Olson underlines the grim significance of the Briggs Initiative that had been imposed at the time. A Republican serving in the California State Senate, John Briggs proposed legislation that Olson refers to as “this horrible bill, Proposition 6, that would fire gay teachers, and would not allow gay people to be teachers in California public schools.”

Milk, as a staunch defender of queer rights, directly challenged this in 1978. “He debated Briggs,” Olson states. “He just totally takes him down.” Today, Olson says, the same trends for exclusion and intolerance return in “attacks of political fear-mongering against trans people. These are not things that we should be debating with people,” she insists. “It should be stood up against, not engaged with.”

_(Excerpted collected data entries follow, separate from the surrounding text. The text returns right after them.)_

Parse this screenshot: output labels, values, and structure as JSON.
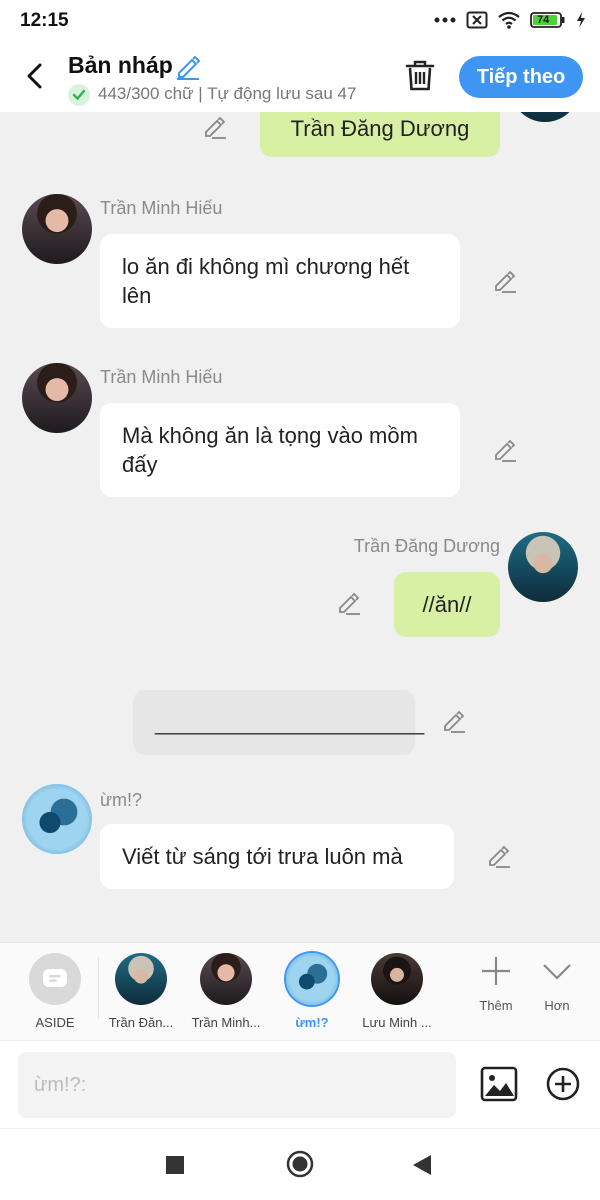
{
  "status_bar": {
    "time": "12:15",
    "battery": "74",
    "icons": [
      "more-icon",
      "close-box-icon",
      "wifi-icon",
      "battery-icon",
      "charging-icon"
    ]
  },
  "header": {
    "title": "Bản nháp",
    "subtitle": "443/300 chữ | Tự động lưu sau 47",
    "next_label": "Tiếp theo"
  },
  "messages": [
    {
      "side": "right",
      "name": "",
      "text": "Trần Đăng Dương"
    },
    {
      "side": "left",
      "name": "Trần Minh Hiếu",
      "text": "lo ăn đi không mì chương hết lên"
    },
    {
      "side": "left",
      "name": "Trần Minh Hiếu",
      "text": "Mà không ăn là tọng vào mồm đấy"
    },
    {
      "side": "right",
      "name": "Trần Đăng Dương",
      "text": "//ăn//"
    },
    {
      "side": "aside",
      "name": "",
      "text": "______________________"
    },
    {
      "side": "left",
      "name": "ừm!?",
      "text": "Viết từ sáng tới trưa luôn mà"
    }
  ],
  "characters": [
    {
      "label": "ASIDE",
      "active": false
    },
    {
      "label": "Trần Đăn...",
      "active": false
    },
    {
      "label": "Trần Minh...",
      "active": false
    },
    {
      "label": "ừm!?",
      "active": true
    },
    {
      "label": "Lưu Minh ...",
      "active": false
    }
  ],
  "tools": {
    "add_label": "Thêm",
    "more_label": "Hơn"
  },
  "input": {
    "placeholder": "ừm!?:"
  },
  "colors": {
    "accent": "#3f95f2",
    "right_bubble": "#d8f0a4",
    "left_bubble": "#ffffff",
    "aside_bubble": "#e6e6e6",
    "battery": "#4cd137"
  }
}
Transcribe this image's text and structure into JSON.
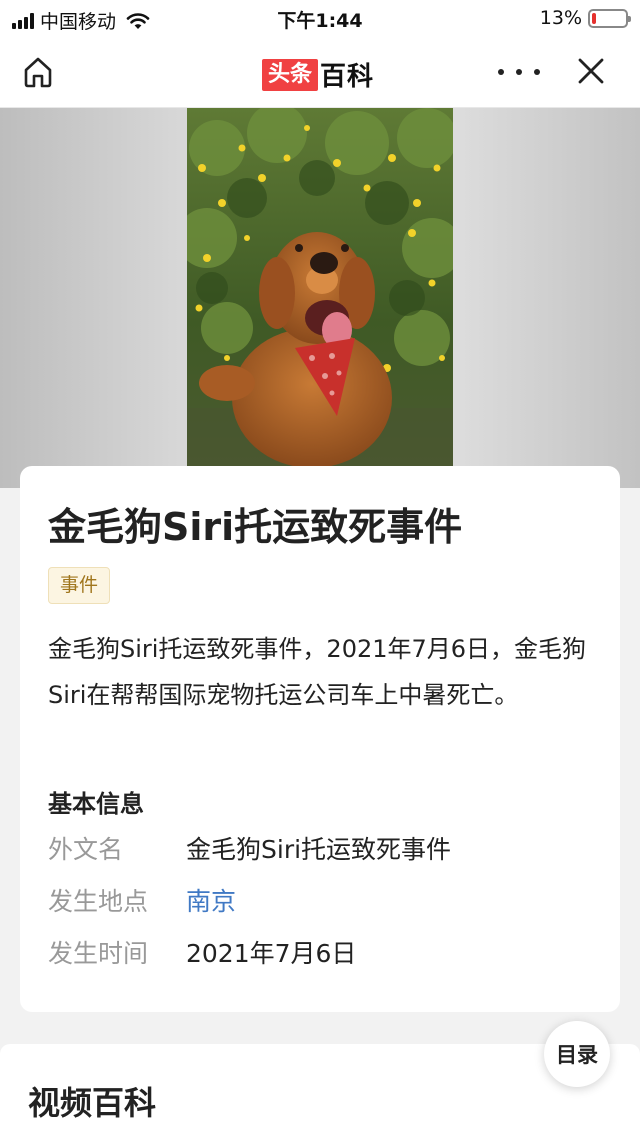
{
  "status_bar": {
    "carrier": "中国移动",
    "time": "下午1:44",
    "battery_text": "13%",
    "battery_level": 0.13,
    "battery_color": "#e5312e"
  },
  "nav": {
    "brand_red": "头条",
    "brand_black": "百科",
    "home_icon": "home-icon",
    "more_icon": "more-dots-icon",
    "close_icon": "close-icon"
  },
  "hero": {
    "image_subject": "golden-retriever-photo"
  },
  "article": {
    "title": "金毛狗Siri托运致死事件",
    "tag": "事件",
    "summary": "金毛狗Siri托运致死事件，2021年7月6日，金毛狗Siri在帮帮国际宠物托运公司车上中暑死亡。"
  },
  "basic_info": {
    "title": "基本信息",
    "rows": [
      {
        "label": "外文名",
        "value": "金毛狗Siri托运致死事件"
      },
      {
        "label": "发生地点",
        "value": "南京"
      },
      {
        "label": "发生时间",
        "value": "2021年7月6日"
      }
    ]
  },
  "video_section": {
    "title": "视频百科"
  },
  "toc_button": {
    "label": "目录"
  },
  "colors": {
    "brand_red": "#f04142",
    "link_blue": "#4079c4",
    "tag_text": "#a0761d",
    "tag_bg": "#fcf5e2"
  }
}
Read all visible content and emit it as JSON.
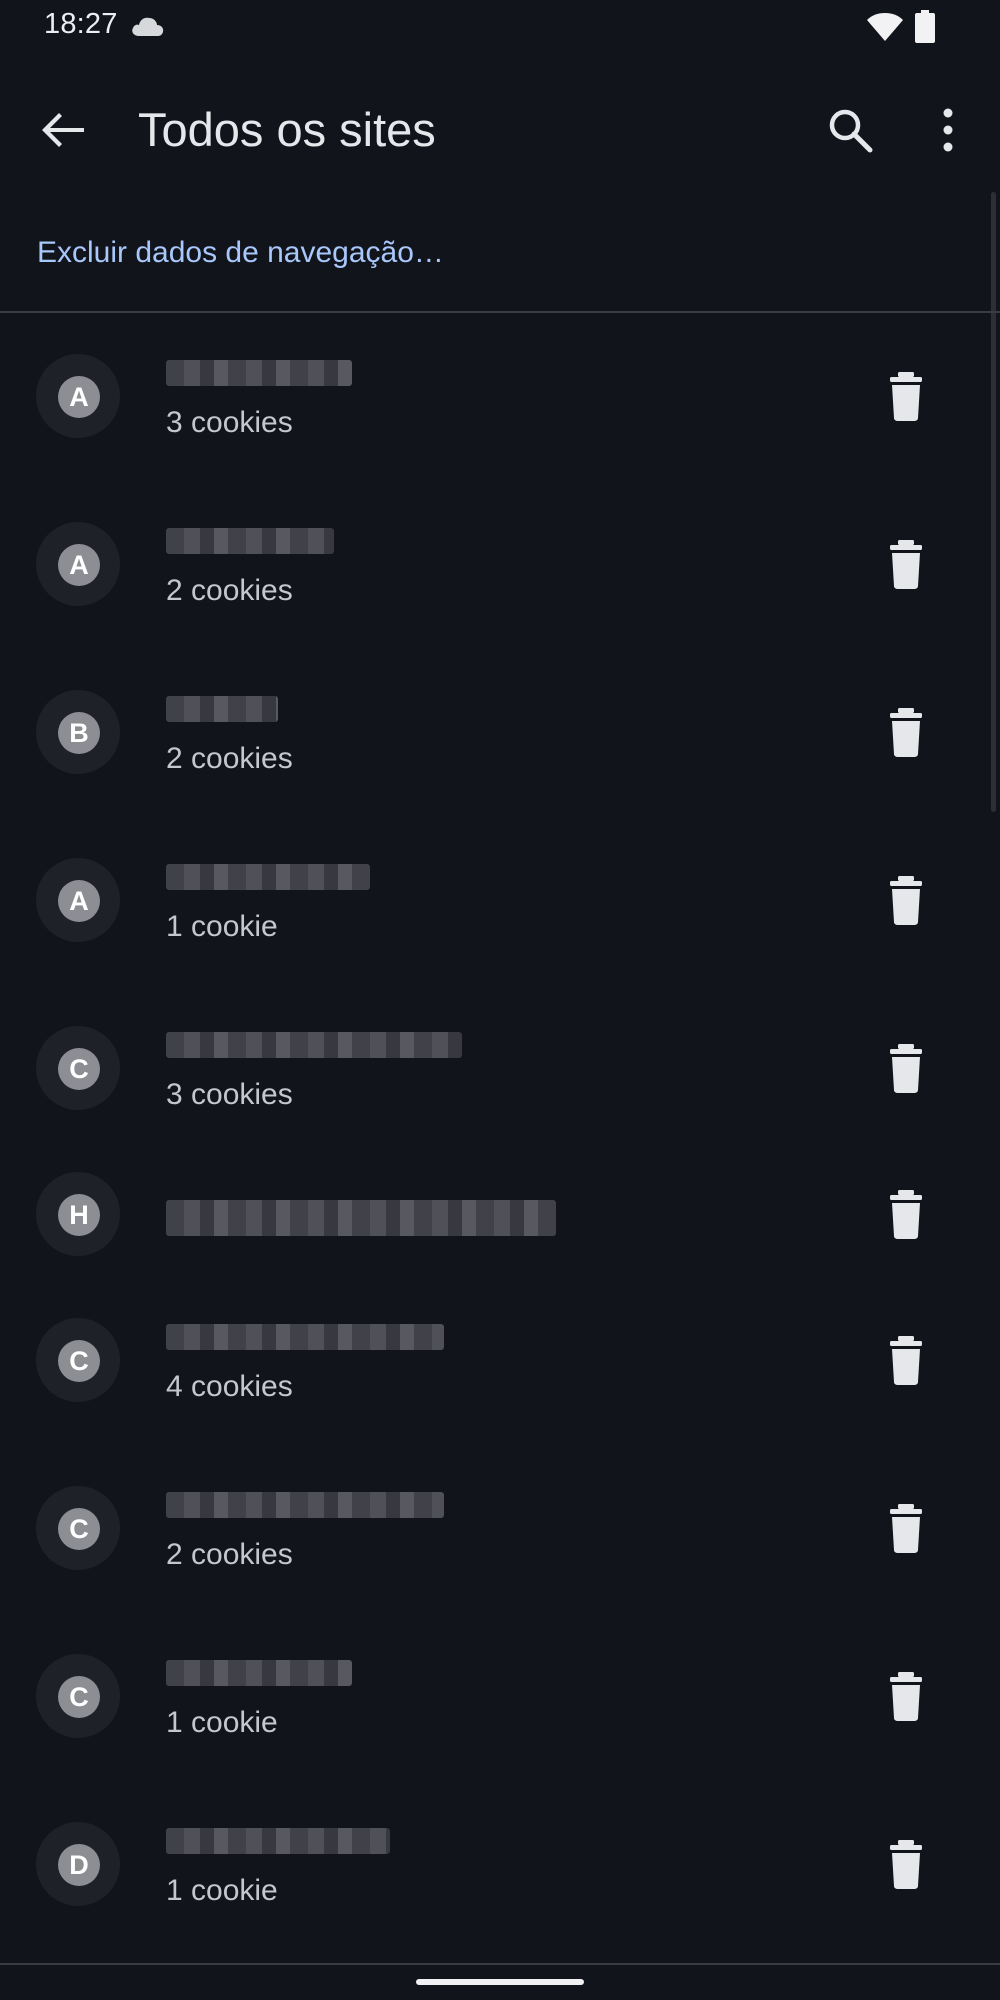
{
  "status_bar": {
    "time": "18:27",
    "icons": [
      "cloud-icon",
      "wifi-icon",
      "battery-icon"
    ]
  },
  "app_bar": {
    "title": "Todos os sites",
    "back_icon": "arrow-back-icon",
    "search_icon": "search-icon",
    "more_icon": "more-vert-icon"
  },
  "clear_browsing_data": "Excluir dados de navegação…",
  "sites": [
    {
      "initial": "A",
      "cookies": "3 cookies"
    },
    {
      "initial": "A",
      "cookies": "2 cookies"
    },
    {
      "initial": "B",
      "cookies": "2 cookies"
    },
    {
      "initial": "A",
      "cookies": "1 cookie"
    },
    {
      "initial": "C",
      "cookies": "3 cookies"
    },
    {
      "initial": "H",
      "cookies": ""
    },
    {
      "initial": "C",
      "cookies": "4 cookies"
    },
    {
      "initial": "C",
      "cookies": "2 cookies"
    },
    {
      "initial": "C",
      "cookies": "1 cookie"
    },
    {
      "initial": "D",
      "cookies": "1 cookie"
    }
  ],
  "colors": {
    "background": "#12141b",
    "link": "#a8c7fa",
    "avatar_circle": "#8d8e93",
    "text_primary": "#e6e7eb",
    "text_secondary": "#c6c7cc"
  }
}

575 Castro St., however, pointedly does not shout. It listens and ponders, in a dreamy state of still, sun-dappled photography. Commissioned by Focus Features “as an extra for the website of Milk” within the film’s promotional slate, Olson had initially expected to film the immaculately reproduced period exteriors.

“For whatever reasons, it was not that compelling,” she reflects. Instead, inside the rebuilt camera shop where Milk made the recording, she played a recording of the tape on her phone and found it “so emotionally intense” that the interior instead became the film.

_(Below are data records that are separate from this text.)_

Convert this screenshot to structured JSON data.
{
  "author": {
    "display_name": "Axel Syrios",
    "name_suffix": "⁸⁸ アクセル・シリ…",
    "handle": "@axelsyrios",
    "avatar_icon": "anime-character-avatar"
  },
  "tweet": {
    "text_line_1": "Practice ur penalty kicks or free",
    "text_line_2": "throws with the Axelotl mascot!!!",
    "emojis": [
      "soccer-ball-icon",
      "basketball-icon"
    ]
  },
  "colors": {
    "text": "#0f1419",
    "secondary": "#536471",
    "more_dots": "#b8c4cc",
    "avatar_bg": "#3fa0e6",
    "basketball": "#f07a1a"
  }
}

Notably, she emphasises, “the film literally consists of four shots. That’s it. The fourth shot is almost half the film: it’s seven minutes long.” Presented in a ponderous assembly of light and shadow, with light flaring briefly off the reflections of passing cars, there is within 575 Castro St. a calm that “foregrounds the audio, until you’re really you’re listening to Harvey’s voice in this kind of contained, quiet space.”

This invitational, essayistic style of filmmaking remains Olson’s directorial trademark. As an artist who makes, by her own admission, “very small films” Olson is not chasing fame and fortune, she says. Nevertheless, the reach of her films has been global and long-lasting. Having presented her work at two of the world’s foremost international film festivals, Sundance and Berlin, she proudly suggest, “It kind of doesn’t get better than that.”

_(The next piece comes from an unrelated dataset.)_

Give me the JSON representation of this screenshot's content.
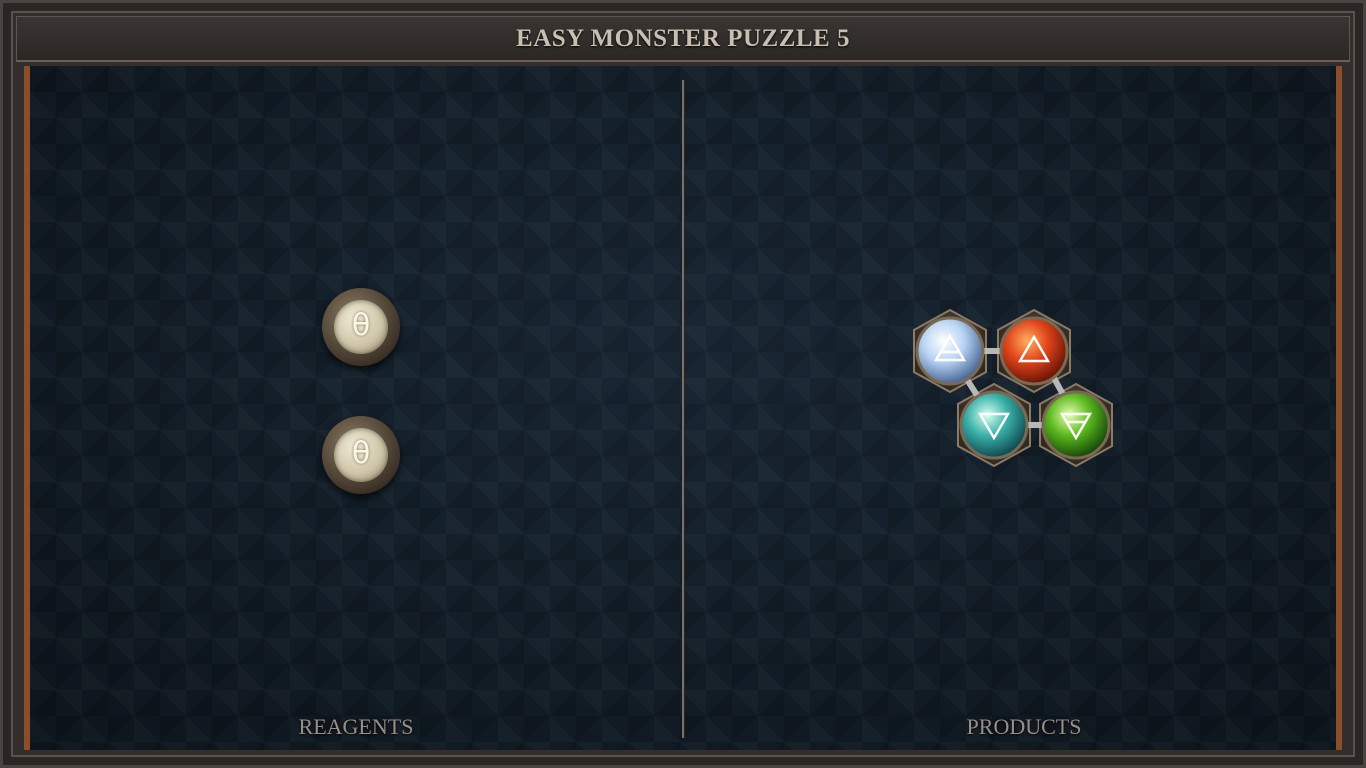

To cap it all off, in 2021, the TEDDY AWARD honoured Olson with its Special Award, recognising not only her films, but a life spent in queer cinema as curator, distributor, critic and historian.

Looking back on the accolade today, she says, “I always think of my career as being about working to facilitate connections between queer films and the audiences who need to see them.”

This viewpoint echoes the TEDDY AWARD’s praise of her “bridge-building work” at the 2021 ceremony, for making queer film history “visible and tangible.” Asked what queer prizes still offer, Olson admits, “I’m suddenly feeling very emotional and nostalgic,” her eyes tearing up as she takes a moment to reassess her answers.

She returns with a simple claim: “It continues to be so important to call attention to the best and most important LGBTQ films. In that sense, 575 Castro St. returns as a bridge, between a 1970s storefront and the listeners of now.”